Temperaturgrenze jedes Teils des Motors
(1) Der Temperaturanstieg des mit der Wicklung in Berührung kommenden Kerns (Thermometerverfahren) darf die Temperaturanstiegsgrenze der Wicklungsisolation (Widerstandsverfahren) nicht überschreiten, d. H. Die Klasse A beträgt 60 ° C, die Klasse E beträgt 75 ° C Klasse B beträgt 80 ° C, Klasse F beträgt 100 ° C und Klasse H beträgt 125 ° C.
(2) Die Temperatur des Wälzlagers sollte 95 ° C nicht überschreiten, und die Temperatur des Gleitlagers sollte 80 ° C nicht überschreiten. Wenn die Temperatur zu hoch ist, ändert sich die Ölqualität und der Ölfilm wird zerstört.
(3) Die Praxis der Gehäusetemperatur beruht häufig auf der Tatsache, dass es nicht heiß ist.
(4) Die Oberfläche des Käfigläufers weist einen großen Streuverlust und eine hohe Temperatur auf, die im Allgemeinen begrenzt ist, um die benachbarte Isolierung nicht zu gefährden. Es kann durch Voranstrich nicht reversibler Farbe geschätzt werden.
Beseitigung von Motorheizungsfehlern
Wenn die Motortemperatur die maximale Betriebstemperatur überschreitet oder der Temperaturanstieg den angegebenen Wert überschreitet oder der Temperaturanstieg den angegebenen Wert nicht überschreitet, der Temperaturanstieg jedoch bei niedriger Last plötzlich ansteigt, ist der Motor fehlerhaft. Die Beurteilung und die Methode zur Fehlerbehebung sind:
(1) Der Temperaturanstieg bei Nennlast überschreitet nicht die Temperaturanstiegsgrenze, und die Motortemperatur überschreitet die maximal zulässige Betriebstemperatur nur, weil die Umgebungstemperatur 40 ° C überschreitet. Dieses Phänomen zeigt an, dass der Motor selbst normal ist. Die Lösung besteht darin, die Umgebungstemperatur künstlich zu senken. Wenn dies nicht möglich ist, muss die Last reduziert werden.
(2) Der Temperaturanstieg bei Nennlast überschreitet die Angaben auf dem Typenschild.
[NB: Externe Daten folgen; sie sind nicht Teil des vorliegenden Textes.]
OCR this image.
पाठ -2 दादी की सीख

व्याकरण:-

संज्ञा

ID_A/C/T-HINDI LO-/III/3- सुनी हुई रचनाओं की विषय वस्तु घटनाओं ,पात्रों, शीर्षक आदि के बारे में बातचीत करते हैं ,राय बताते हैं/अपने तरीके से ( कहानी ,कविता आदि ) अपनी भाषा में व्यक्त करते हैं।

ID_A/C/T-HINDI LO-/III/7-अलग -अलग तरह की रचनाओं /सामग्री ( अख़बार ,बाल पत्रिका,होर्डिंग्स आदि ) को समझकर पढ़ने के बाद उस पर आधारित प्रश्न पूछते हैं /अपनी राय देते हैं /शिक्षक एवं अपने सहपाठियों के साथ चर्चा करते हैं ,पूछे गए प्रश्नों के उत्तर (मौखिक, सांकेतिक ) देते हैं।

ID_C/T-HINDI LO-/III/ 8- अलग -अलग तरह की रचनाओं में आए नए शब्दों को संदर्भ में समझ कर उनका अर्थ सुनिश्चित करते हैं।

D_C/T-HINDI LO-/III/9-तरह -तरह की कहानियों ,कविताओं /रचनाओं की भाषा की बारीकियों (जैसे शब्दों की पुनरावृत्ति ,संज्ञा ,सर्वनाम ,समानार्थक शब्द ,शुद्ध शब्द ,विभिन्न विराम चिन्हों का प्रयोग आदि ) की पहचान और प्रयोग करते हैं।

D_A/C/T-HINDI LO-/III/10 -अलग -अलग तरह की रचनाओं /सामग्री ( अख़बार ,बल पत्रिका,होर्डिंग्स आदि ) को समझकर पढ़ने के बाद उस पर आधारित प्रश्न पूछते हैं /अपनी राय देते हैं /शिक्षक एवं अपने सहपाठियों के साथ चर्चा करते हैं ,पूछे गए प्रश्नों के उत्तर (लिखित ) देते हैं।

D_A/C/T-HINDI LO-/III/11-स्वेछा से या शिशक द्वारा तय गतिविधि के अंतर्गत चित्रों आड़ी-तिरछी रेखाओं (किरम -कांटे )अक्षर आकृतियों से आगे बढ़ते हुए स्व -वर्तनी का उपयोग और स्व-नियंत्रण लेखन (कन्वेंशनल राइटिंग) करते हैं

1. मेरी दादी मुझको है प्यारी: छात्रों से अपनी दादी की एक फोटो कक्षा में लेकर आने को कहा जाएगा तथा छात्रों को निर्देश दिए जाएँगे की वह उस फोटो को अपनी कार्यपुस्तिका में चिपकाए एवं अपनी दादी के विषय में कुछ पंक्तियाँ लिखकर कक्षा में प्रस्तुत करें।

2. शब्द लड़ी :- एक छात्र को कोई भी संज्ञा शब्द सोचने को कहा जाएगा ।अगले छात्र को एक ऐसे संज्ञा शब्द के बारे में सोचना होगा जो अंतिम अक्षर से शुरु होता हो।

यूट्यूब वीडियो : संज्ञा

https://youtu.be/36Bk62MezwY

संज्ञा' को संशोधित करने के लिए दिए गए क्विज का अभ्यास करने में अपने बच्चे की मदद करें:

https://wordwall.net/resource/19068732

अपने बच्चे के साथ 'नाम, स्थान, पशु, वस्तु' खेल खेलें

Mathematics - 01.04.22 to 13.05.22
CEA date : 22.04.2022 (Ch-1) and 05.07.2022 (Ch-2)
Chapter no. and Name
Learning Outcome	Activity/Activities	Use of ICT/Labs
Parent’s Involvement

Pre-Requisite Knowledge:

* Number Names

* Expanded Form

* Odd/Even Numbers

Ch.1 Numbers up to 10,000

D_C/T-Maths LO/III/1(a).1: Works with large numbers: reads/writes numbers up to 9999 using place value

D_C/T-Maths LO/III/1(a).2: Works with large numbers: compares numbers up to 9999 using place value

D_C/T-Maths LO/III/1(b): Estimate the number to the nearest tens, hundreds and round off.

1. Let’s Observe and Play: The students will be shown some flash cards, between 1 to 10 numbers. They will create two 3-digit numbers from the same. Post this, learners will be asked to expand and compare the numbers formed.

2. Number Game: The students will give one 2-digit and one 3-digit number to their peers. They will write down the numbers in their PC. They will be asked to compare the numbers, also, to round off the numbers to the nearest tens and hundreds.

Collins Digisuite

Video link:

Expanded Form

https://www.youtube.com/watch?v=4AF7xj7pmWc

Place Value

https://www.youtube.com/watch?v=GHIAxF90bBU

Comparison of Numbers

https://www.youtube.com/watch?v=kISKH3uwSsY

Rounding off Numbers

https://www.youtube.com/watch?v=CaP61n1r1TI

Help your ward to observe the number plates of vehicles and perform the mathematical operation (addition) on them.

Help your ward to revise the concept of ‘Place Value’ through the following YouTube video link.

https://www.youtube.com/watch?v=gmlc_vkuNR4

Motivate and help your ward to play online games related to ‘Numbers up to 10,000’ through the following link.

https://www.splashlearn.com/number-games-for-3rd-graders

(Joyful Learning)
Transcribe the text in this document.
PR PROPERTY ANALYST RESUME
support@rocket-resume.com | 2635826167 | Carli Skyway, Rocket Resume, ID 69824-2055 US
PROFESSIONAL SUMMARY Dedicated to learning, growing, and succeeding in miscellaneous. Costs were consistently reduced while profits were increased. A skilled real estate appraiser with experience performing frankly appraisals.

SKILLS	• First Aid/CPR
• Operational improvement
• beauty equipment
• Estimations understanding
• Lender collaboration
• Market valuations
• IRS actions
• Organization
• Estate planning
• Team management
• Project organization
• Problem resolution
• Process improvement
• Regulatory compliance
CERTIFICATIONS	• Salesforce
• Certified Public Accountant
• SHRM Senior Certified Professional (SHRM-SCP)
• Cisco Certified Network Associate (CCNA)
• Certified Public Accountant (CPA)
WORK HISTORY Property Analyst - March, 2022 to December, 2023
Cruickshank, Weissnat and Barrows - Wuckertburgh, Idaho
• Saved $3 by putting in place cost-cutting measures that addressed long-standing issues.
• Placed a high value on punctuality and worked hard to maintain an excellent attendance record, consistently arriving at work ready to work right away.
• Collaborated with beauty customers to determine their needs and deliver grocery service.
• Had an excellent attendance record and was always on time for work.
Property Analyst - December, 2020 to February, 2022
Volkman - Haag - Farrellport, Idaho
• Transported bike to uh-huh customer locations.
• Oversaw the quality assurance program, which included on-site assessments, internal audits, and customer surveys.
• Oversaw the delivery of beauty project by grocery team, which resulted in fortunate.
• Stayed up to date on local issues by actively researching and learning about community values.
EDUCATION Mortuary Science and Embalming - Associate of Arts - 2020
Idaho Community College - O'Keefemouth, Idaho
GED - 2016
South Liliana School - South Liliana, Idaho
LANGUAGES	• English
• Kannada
Unabhängig von der Situation ist der Motor fehlerhaft und muss zur Überprüfung angehalten werden, insbesondere wenn der Temperaturanstieg plötzlich größer wird.
Die äußeren Gründe sind: Die Netzspannung ist zu niedrig oder der Netzspannungsabfall ist zu groß (mehr als 10%), die Last ist zu hoch (mehr als 10%), der Motor und die Maschine sind nicht richtig abgestimmt.
Interne Gründe sind: Einphasenbetrieb, Kurzschluss zwischen Umdrehungen, Kurzschluss, Kurzschluss zwischen Phase und Phase, Erdung des Stators, Beschädigung des Lüfters oder Lösen, Luftkanalblockierung, Lagerschaden, Stator-Rotor-Phasenreiben, Motor- und Kabelverbindung Heizung (insbesondere Kupfer-Aluminium- oder Aluminium-Aluminium-Verbindung), der Motor ist korrodiert oder feucht.
Theoretisch kann der Motor auch umgekehrt werden, einige Lüfter des Motors haben jedoch eine Richtungsabhängigkeit. Wenn es umgekehrt ist, wird der Temperaturanstieg viel größer sein. Kurz gesagt, die Problembehandlung muss für jede spezifische Situation angegangen werden.